The ResMed Inc (ASX: RMD) profit jumped 40% in its FY20 result due to high ventilator and ventilation mask demand. The ResMed share price is expected to open lower.
ResMed is one of the businesses that manufactures the breathing apparatus used by hospitals to help patients who are suffering seriously from COVID-19.
ResMed’s FY20 profit numbers
ResMed announced today that in the fourth quarter of FY20 its revenue rose by 9% to US$770.3 million. Its non-GAAP profit margin improved by 60 basis points (0.60%) to 59.9%. A higher profit margin means it’s more profitable with its revenue, more revenue is turned into profit.
FY20 fourth quarter net operating profit increased by 84% to US$223.2 million. Non-GAAP net operating profit increased 24% to US$243.4 million.
This final quarter contributed to a strong 2020 result. Revenue rose by 13% to US$2.96 billion. The gross margin improved by 80 basis points (0.80%) to 59.8%.
Net operating profit increased by 40% to US$809.7 million and non-GAAP income from operations rose 24% to US$890.9 million.
What caused the large rise in profit?
The main area of growth was revenue in Europe, Asia and other markets in the fourth quarter where revenue increased 22% on a constant currency basis mainly due demand for ventilators due to COVID-19. Software as a service (SaaS) revenue rose 7% in the fourth quarter. Costs reducing by 4% also helped.
ResMed CEO Mick Farrell said: “Our fourth quarter results reflect the strength and resiliency of our business in today’s uncertain environment.

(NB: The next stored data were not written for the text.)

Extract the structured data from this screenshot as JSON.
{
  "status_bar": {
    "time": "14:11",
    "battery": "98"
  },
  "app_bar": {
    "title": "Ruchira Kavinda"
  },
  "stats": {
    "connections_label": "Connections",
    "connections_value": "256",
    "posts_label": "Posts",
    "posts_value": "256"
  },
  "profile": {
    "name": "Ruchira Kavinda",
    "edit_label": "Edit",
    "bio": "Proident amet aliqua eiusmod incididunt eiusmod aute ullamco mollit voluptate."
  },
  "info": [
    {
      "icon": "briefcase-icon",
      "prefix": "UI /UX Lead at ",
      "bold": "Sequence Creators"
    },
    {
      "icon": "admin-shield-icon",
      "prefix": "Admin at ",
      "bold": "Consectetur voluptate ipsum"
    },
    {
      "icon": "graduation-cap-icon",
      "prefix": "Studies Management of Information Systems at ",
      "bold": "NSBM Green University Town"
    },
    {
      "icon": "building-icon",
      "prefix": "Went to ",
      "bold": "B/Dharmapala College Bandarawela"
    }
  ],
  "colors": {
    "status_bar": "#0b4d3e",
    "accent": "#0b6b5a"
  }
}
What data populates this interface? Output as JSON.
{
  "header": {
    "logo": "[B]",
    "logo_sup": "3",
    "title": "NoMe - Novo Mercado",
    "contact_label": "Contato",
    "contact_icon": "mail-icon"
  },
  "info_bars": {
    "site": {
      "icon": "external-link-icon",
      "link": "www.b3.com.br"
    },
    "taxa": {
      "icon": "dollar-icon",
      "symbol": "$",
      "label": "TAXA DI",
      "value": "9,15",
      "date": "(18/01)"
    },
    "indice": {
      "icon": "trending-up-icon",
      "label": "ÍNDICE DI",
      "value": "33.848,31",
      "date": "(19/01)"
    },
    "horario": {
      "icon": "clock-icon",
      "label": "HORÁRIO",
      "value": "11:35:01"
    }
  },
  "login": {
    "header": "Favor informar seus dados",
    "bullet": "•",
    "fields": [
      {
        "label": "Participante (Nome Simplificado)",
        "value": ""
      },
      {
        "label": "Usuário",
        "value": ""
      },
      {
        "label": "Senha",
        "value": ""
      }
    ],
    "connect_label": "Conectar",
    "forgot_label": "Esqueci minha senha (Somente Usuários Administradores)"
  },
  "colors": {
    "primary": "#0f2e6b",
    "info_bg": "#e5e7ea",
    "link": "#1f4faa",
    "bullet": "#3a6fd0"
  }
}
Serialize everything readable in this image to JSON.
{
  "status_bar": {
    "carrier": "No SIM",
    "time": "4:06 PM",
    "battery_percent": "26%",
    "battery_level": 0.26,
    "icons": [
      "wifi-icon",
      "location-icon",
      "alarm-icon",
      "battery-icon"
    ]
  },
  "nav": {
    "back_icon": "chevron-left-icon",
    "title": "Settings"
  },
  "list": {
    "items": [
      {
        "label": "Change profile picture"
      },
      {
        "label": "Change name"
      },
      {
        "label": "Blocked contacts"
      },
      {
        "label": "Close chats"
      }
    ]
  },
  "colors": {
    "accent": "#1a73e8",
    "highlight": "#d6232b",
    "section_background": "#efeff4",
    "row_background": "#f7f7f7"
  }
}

“We continued to support the COVID-19 pandemic response through increased manufacturing of our ventilators, including bilevels and ventilation mask systems while also supporting our customers with digital health solutions and other innovative tools to enable remote care for patients. Looking ahead, we are confident in our ability to navigate through the ongoing challenging clinical and economic environment to deliver for all our stakeholders. Sleep labs and physician practices are reopening across many geographies, and we’re seeing accelerated adoption of digital health solutions which supports our long-term strategy.”
The ResMed board decided to declare a quarterly cash dividend of US$0.39 per share.
ResMed has had a very strong year – its share price is up 27% since 1 January 2020. I think there could be a danger of some investors expecting that the current level of ventilator demand will continue indefinitely. Unless COVID-19 is here forever, I think hospital needs will taper off during 2021.
I’m not sure what the right price to pay for ResMed is due to that high level of demand uncertain, though its SaaS revenue growth will help on the other side of COVID-19. I’d call it a cautious buy today, but there are other ASX growth shares I’d buy first such as Bubs (ASX: BUB) which are much smaller with more long term growth potential.